The fluid dosing and mixing system described is used to carry out the automatic line cleaning for beer or soft drink lines. However, it will be appreciated that the fluid dosing system and dosing pump according to the invention has many other applications. For example it could be used to meter and mix fluids such as chemicals for use in agriculture, or ice-cream mixes.

Claims (12)

CLAIMS:

1. A fluid dosing and mixing system comprising a dosing pump, a flow sensor in a line to the pump for the supply of a fluid to be mixed, a control for the supply of fluid and an inlet for the supply of the fluid to be metered by the dosing pump, wherein an electronic unit controls the rate of operation of the pump in proportion to the flow of fluid through the flow sensor.

2. A fluid dosing and mixing system as claimed in Claim 1, wherein a control unit is provided to operate a wash and rinse cycle for the fluid dosing and mixing system.

3. A fluid dosing and mixing system as claimed in Claim 1 or 2, wherein the system includes a priming unit to prime the dosing pump.

4. A fluid dosing and mixing system as claimed in any preceding claim, wherein the system includes electronic counters connecting the flow sensor and a solenoid of the dosing pump to control the dosing ratio of the mixing system.

5. A fluid dosing and mixing system as claimed in Claim 6, wherein the processing is under the control of a plurality of switching transistors.

6. A fluid dosing and mixing system as claimed in Claim 5, wherein the solenoid is primed by a monostable via a field effect transistor, and an oscillator feeds a series of signals to the monostable.

7. A fluid dosing and mixing system as claimed in any of Claims 4 to 6, wherein a microcontroller is connected with a display unit.

8. A fluid dosing and mixing system as claimed in Claim 7, wherein the display unit incorporates visual indicating means in the form of switches with position measuring in tens and units.

9. A dosing pump for dosing a predetermined volume of fluid to mix with a second fluid, comprising a body secured to a solenoid, said body being closed by a cap having a passage for a fluid flowing therethrough, an axial bore in the body connecting with the passage in the cap, a piston operated by the solenoid to reciprocate within the bore to meter a dose of fluid fed to the bore into the passage, and non-return valves located in the fluid flow passage to the bore and between the passage and bore to prevent backs low of the fluids being mixed.

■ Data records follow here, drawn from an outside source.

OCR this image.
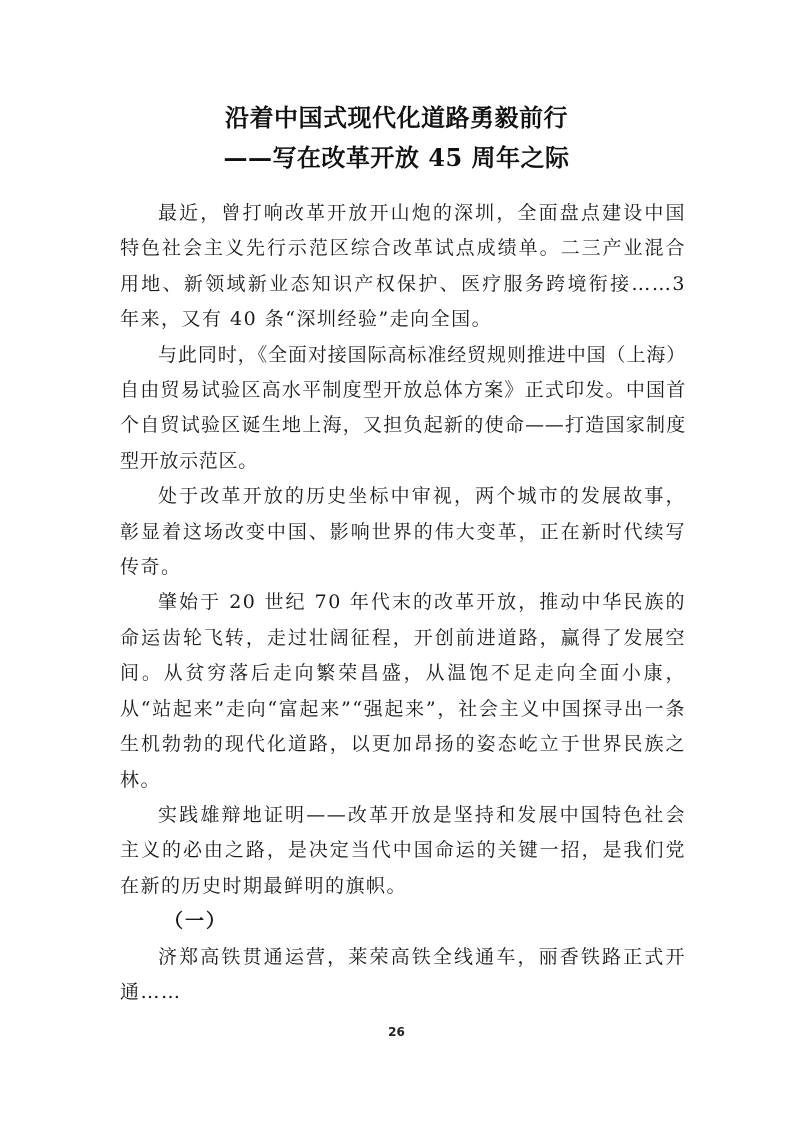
沿着中国式现代化道路勇毅前行
——写在改革开放 45 周年之际

最近，曾打响改革开放开山炮的深圳，全面盘点建设中国特色社会主义先行示范区综合改革试点成绩单。二三产业混合用地、新领域新业态知识产权保护、医疗服务跨境衔接……3年来，又有 40 条“深圳经验”走向全国。

与此同时，《全面对接国际高标准经贸规则推进中国（上海）自由贸易试验区高水平制度型开放总体方案》正式印发。中国首个自贸试验区诞生地上海，又担负起新的使命——打造国家制度型开放示范区。

处于改革开放的历史坐标中审视，两个城市的发展故事，彰显着这场改变中国、影响世界的伟大变革，正在新时代续写传奇。

肇始于 20 世纪 70 年代末的改革开放，推动中华民族的命运齿轮飞转，走过壮阔征程，开创前进道路，赢得了发展空间。从贫穷落后走向繁荣昌盛，从温饱不足走向全面小康，从“站起来”走向“富起来”“强起来”，社会主义中国探寻出一条生机勃勃的现代化道路，以更加昂扬的姿态屹立于世界民族之林。

实践雄辩地证明——改革开放是坚持和发展中国特色社会主义的必由之路，是决定当代中国命运的关键一招，是我们党在新的历史时期最鲜明的旗帜。

（一）

济郑高铁贯通运营，莱荣高铁全线通车，丽香铁路正式开通……

26
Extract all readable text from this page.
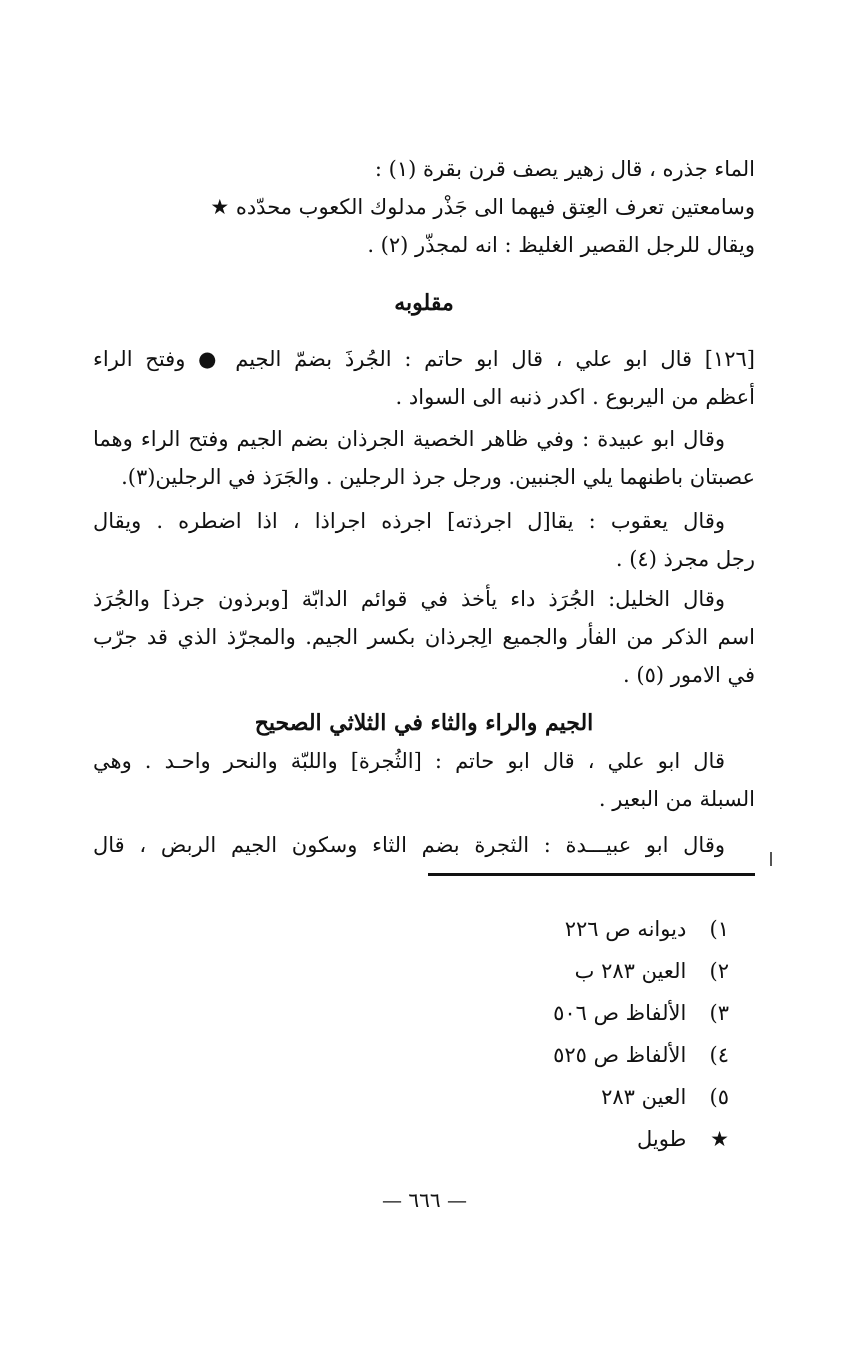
الماء جذره ، قال زهير يصف قرن بقرة (١) :
وسامعتين تعرف العِتق فيهما الى جَذْر مدلوك الكعوب محدّده ★
ويقال للرجل القصير الغليظ : انه لمجذّر (٢) .
مقلوبه
[١٢٦] قال ابو علي ، قال ابو حاتم : الجُرذَ بضمّ الجيم ● وفتح الراء
أعظم من اليربوع . اكدر ذنبه الى السواد .
وقال ابو عبيدة : وفي ظاهر الخصية الجرذان بضم الجيم وفتح الراء وهما
عصبتان باطنهما يلي الجنبين. ورجل جرذ الرجلين . والجَرَذ في الرجلين(٣).
وقال يعقوب : يقا[ل اجرذته] اجرذه اجراذا ، اذا اضطره . ويقال
رجل مجرذ (٤) .
وقال الخليل: الجُرَذ داء يأخذ في قوائم الدابّة [وبرذون جرذ] والجُرَذ
اسم الذكر من الفأر والجميع الِجرذان بكسر الجيم. والمجرّذ الذي قد جرّب
في الامور (٥) .
الجيم والراء والثاء في الثلاثي الصحيح
قال ابو علي ، قال ابو حاتم : [الثُجرة] واللبّة والنحر واحـد . وهي
السبلة من البعير .
وقال ابو عبيـــدة : الثجرة بضم الثاء وسكون الجيم الربض ، قال
١) ديوانه ص ٢٢٦
٢) العين ٢٨٣ ب
٣) الألفاظ ص ٥٠٦
٤) الألفاظ ص ٥٢٥
٥) العين ٢٨٣
★ طويل
— ٦٦٦ —
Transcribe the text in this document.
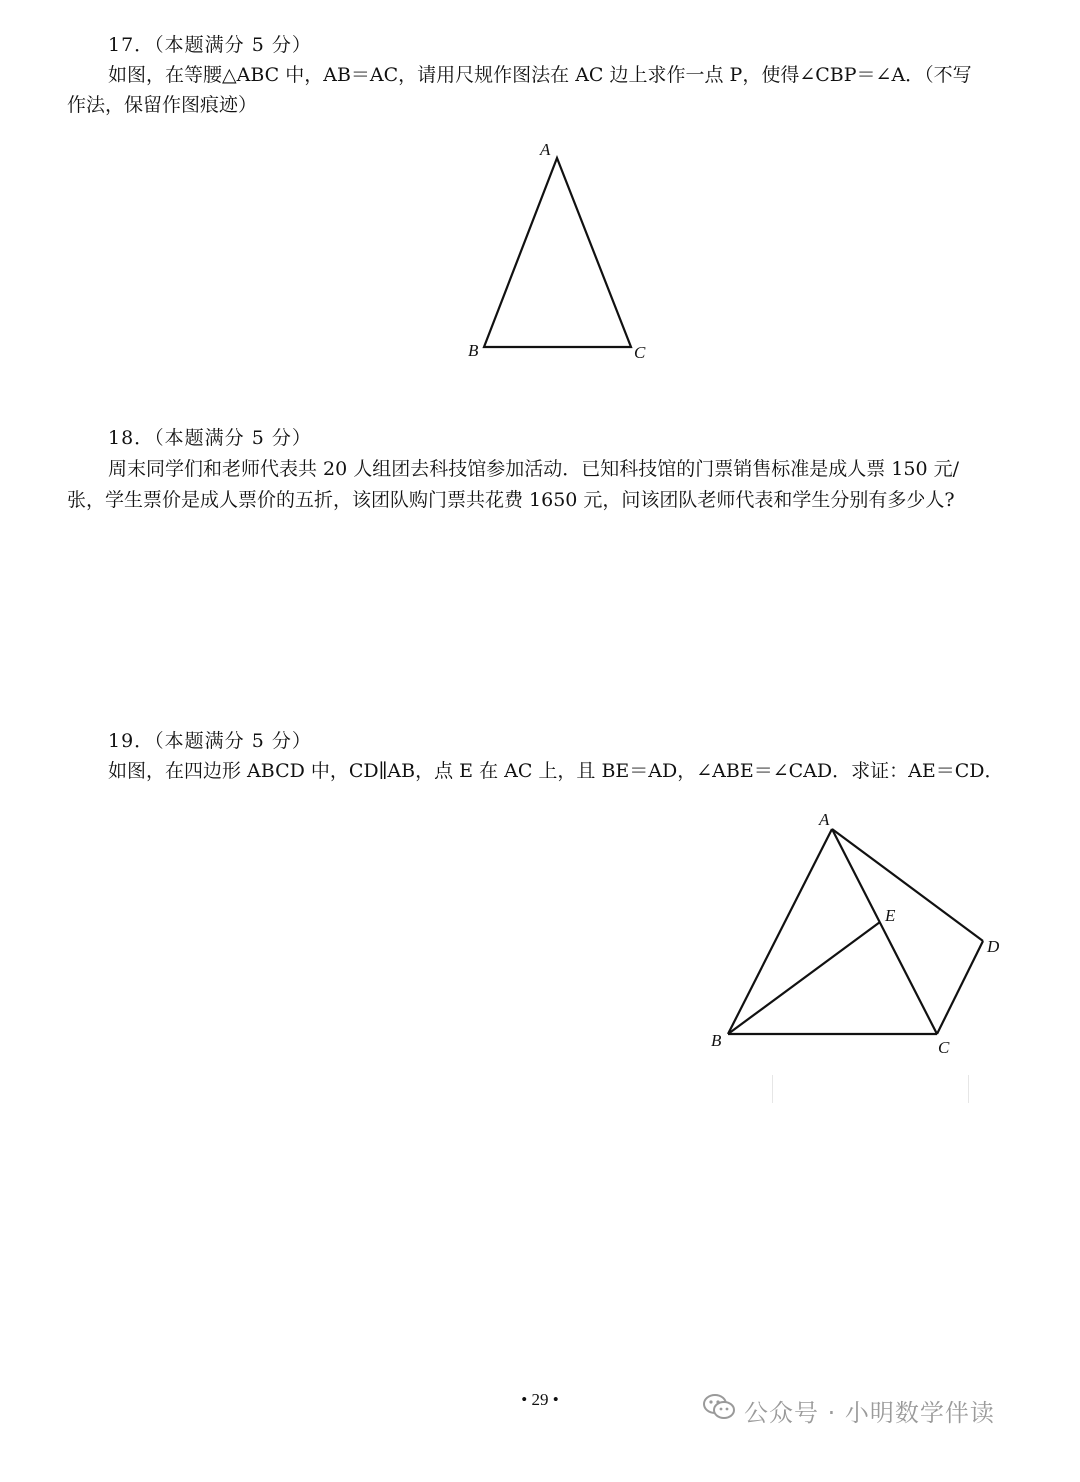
17．（本题满分 5 分）
如图，在等腰△ABC 中，AB＝AC，请用尺规作图法在 AC 边上求作一点 P，使得∠CBP＝∠A．（不写
作法，保留作图痕迹）
A
B	C
18．（本题满分 5 分）
周末同学们和老师代表共 20 人组团去科技馆参加活动．已知科技馆的门票销售标准是成人票 150 元/
张，学生票价是成人票价的五折，该团队购门票共花费 1650 元，问该团队老师代表和学生分别有多少人?
19．（本题满分 5 分）
如图，在四边形 ABCD 中，CD∥AB，点 E 在 AC 上，且 BE＝AD，∠ABE＝∠CAD．求证：AE＝CD．
A
B	C
D
E
• 29 •	公众号 · 小明数学伴读
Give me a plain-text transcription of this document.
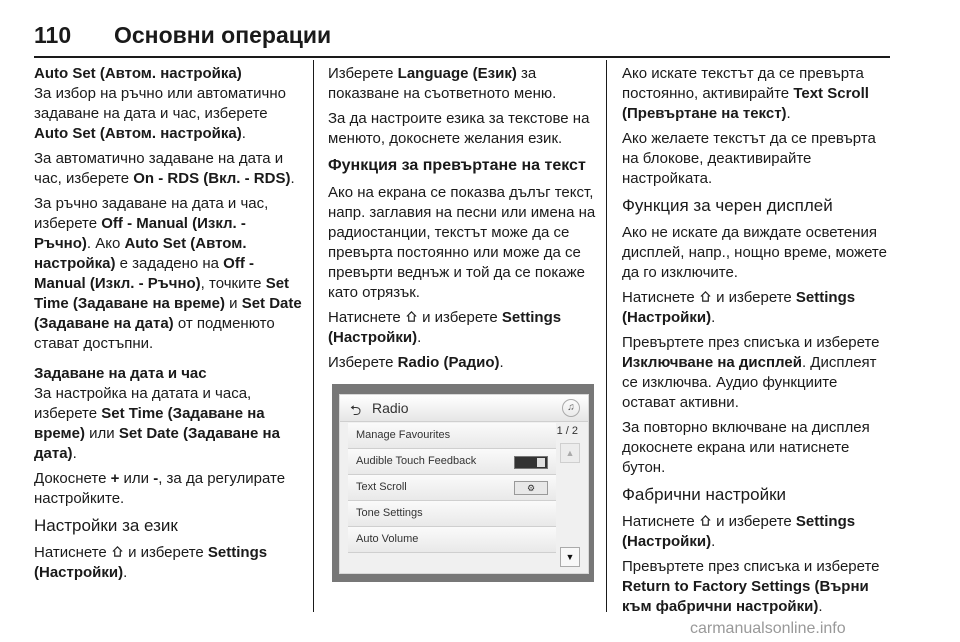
110 Основни операции

Auto Set (Автом. настройка)

За избор на ръчно или автоматично задаване на дата и час, изберете Auto Set (Автом. настройка).

За автоматично задаване на дата и час, изберете On - RDS (Вкл. - RDS).

За ръчно задаване на дата и час, изберете Off - Manual (Изкл. - Ръчно). Ако Auto Set (Автом. настройка) е зададено на Off - Manual (Изкл. - Ръчно), точките Set Time (Задаване на време) и Set Date (Задаване на дата) от подменюто стават достъпни.

Задаване на дата и час

За настройка на датата и часа, изберете Set Time (Задаване на време) или Set Date (Задаване на дата).

Докоснете + или -, за да регулирате настройките.

Настройки за език

Натиснете  и изберете Settings (Настройки).

Изберете Language (Език) за показване на съответното меню.

За да настроите езика за текстове на менюто, докоснете желания език.

Функция за превъртане на текст

Ако на екрана се показва дълъг текст, напр. заглавия на песни или имена на радиостанции, текстът може да се превърта постоянно или може да се превърти веднъж и той да се покаже като отрязък.

Натиснете  и изберете Settings (Настройки).

Изберете Radio (Радио).

⮌ Radio	♫
Manage Favourites
Audible Touch Feedback
Text Scroll	⚙
Tone Settings
Auto Volume
1 / 2
▲
▼

Ако искате текстът да се превърта постоянно, активирайте Text Scroll (Превъртане на текст).

Ако желаете текстът да се превърта на блокове, деактивирайте настройката.

Функция за черен дисплей

Ако не искате да виждате осветения дисплей, напр., нощно време, можете да го изключите.

Натиснете  и изберете Settings (Настройки).

Превъртете през списъка и изберете Изключване на дисплей. Дисплеят се изключва. Аудио функциите остават активни.

За повторно включване на дисплея докоснете екрана или натиснете бутон.

Фабрични настройки

Натиснете  и изберете Settings (Настройки).

Превъртете през списъка и изберете Return to Factory Settings (Върни към фабрични настройки).

carmanualsonline.info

10. A dosing pump as claimed in Claim 9, wherein the piston is spring-loaded.

11. A dosing pump as claimed in Claim 9 or 10, wherein the non-return valve between the passage and the bore is a spring loaded needle in co-operation with a ball valve.

12. A fluid dosing and mixing system substantially as hereinbefore described with reference to and as shown by the accompanying drawings.